The Times hysterical missive could better be served if they were able to clearly elucidate how, if corporate spending on elections has such a damning and corrupting influence, the republic has withstood the Times–which again, is corporately owned–not endorsing a Republican presidential candidate in its pages since Ike. More than half a century has passed since the Times gave its nod to a Republican candidate for president. Yet and still, America survives! Perhaps a better question for the Times’ astute readership is, how has democracy withstood the Times?
But the NYT is not alone. Similar to the NYT’s hysterical requiem for representative democracy is the Washington Post‘s absurd and poorly argued op-ed, which asserts that since corporations aren’t explicitly mentioned in the first amendment, they aren’t worthy of protection:
This result was unnecessary because the court’s conservative majority — including supposed exemplars of judicial modesty — lunged to make a broad constitutional ruling when narrower grounds were available. It was wrong because nothing in the First Amendment dictates that corporations must be treated identically to people.
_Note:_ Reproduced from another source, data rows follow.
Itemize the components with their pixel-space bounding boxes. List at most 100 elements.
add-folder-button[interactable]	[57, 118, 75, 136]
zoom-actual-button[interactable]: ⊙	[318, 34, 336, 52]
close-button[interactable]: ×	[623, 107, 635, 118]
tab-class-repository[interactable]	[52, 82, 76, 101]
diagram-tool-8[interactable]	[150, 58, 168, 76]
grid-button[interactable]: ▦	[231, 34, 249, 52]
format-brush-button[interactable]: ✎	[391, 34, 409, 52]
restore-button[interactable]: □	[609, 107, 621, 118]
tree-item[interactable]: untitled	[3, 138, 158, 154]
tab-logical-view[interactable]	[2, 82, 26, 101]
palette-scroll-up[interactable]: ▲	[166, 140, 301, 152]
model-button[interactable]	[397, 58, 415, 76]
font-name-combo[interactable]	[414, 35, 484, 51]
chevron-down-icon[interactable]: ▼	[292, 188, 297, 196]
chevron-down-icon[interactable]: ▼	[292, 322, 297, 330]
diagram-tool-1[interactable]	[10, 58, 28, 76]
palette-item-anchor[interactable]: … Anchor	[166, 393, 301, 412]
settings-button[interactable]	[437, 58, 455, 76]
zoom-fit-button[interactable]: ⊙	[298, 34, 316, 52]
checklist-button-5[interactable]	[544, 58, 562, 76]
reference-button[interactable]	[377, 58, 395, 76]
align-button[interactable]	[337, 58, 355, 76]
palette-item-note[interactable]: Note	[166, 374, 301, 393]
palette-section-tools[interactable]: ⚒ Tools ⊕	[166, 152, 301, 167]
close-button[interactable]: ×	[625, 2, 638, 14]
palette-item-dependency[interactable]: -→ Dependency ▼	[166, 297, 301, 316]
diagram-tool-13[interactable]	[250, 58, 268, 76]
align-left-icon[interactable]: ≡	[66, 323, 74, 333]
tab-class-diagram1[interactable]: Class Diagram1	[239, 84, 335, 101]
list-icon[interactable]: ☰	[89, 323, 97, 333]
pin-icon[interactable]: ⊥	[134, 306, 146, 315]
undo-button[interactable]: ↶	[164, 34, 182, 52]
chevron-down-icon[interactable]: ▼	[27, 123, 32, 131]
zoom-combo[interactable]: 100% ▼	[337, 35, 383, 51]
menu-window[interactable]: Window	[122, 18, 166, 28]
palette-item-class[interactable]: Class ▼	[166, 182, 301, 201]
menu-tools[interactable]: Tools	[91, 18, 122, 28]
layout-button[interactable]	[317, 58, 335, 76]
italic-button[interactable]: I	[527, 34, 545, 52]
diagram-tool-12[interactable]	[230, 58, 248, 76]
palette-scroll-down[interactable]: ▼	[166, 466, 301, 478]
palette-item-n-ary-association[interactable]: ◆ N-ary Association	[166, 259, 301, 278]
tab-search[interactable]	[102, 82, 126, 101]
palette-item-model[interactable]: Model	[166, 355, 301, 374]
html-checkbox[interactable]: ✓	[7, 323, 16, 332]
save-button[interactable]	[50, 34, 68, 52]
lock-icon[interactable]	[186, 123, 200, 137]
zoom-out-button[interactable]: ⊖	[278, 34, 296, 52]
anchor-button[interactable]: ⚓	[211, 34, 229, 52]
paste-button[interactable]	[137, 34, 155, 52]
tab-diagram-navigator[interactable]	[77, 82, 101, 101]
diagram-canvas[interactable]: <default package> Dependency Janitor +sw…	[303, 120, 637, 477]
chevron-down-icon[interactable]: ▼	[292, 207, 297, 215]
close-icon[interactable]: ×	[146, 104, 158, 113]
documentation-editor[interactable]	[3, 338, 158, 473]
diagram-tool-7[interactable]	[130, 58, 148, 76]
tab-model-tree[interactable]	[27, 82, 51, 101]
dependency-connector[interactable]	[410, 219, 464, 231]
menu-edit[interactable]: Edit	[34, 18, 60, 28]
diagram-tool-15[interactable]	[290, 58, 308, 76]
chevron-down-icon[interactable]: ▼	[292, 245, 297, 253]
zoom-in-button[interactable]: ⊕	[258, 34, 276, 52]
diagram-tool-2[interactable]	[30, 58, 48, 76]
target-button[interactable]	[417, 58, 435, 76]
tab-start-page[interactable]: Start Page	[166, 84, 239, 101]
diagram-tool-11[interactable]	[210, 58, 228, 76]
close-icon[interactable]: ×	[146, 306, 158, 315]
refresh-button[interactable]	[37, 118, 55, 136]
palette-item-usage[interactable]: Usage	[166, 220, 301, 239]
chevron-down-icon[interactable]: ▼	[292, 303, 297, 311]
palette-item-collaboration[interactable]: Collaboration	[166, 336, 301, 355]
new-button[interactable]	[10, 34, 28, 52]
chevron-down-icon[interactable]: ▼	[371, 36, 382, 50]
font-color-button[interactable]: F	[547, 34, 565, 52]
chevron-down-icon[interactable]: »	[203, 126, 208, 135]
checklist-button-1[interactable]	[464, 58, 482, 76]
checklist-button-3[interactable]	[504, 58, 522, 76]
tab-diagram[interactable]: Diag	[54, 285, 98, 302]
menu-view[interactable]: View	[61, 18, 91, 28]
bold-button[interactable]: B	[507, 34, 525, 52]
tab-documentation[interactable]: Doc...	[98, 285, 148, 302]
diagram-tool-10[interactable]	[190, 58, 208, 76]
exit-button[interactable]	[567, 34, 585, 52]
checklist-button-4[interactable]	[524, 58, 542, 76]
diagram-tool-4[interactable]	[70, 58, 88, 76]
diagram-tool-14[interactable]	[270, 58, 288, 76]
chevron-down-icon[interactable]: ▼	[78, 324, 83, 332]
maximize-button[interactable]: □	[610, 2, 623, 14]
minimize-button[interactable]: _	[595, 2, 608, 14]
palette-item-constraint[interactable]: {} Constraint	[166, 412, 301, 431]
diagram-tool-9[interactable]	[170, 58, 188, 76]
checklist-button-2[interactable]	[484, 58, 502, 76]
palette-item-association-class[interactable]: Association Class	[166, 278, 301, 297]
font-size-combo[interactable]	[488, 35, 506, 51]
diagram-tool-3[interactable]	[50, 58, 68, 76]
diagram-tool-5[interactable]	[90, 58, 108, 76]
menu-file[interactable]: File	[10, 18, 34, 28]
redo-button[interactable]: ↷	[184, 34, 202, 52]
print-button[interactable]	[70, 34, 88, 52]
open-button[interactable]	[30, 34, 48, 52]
And it was dangerous because corporate money, never lacking in the American political process, may now overwhelm both the contributions of individuals and the faith they may harbor in their democracy.
I suppose the reason I find this passage so amusing is that it comes from the liberal WaPo. This is a publication that has run innumerable columns in its op-ed pages expressing support for something that the Constitution not only doesn’t explicitly recognize as protected, but doesn’t even support in theory–no matter how tangential you imagine that reasoning to be: abortion. Liberals will fight to the death under the banner of “penumbras” and “emanations” for a practice that the founders would have found not just ghastly, but anathema to the civil society, but they can’t seem to imagine that the Constitution’s guarantees of speech and assembly, applied mutually, offer protection for corporations–which are nothing more than collections of people assembled for a common purpose or purposes.
Put simply, the underlying principle of free speech for commercial corporations protects not just the Wal-Marts and Exxon Mobiles of the world, but the NYT and the WaPo:
The first problem is that, like the “real people” argument, it applies to media corporations as well. On this view, the government would be free to censor the New York Times, Fox News, the Nation, National Review, and so on. Nearly every newspaper and political journal in the country is a corporation. If the Supreme Court accepted this view, it would have to overturn decisions like New York Times v. Sullivan and the Pentagon Papers case.
Perhaps the MSM will remember this the next time they rail indiscriminately against the influence of corporations on political campaigns.
Hat tips: Volokh Conspiracy, Hot Air.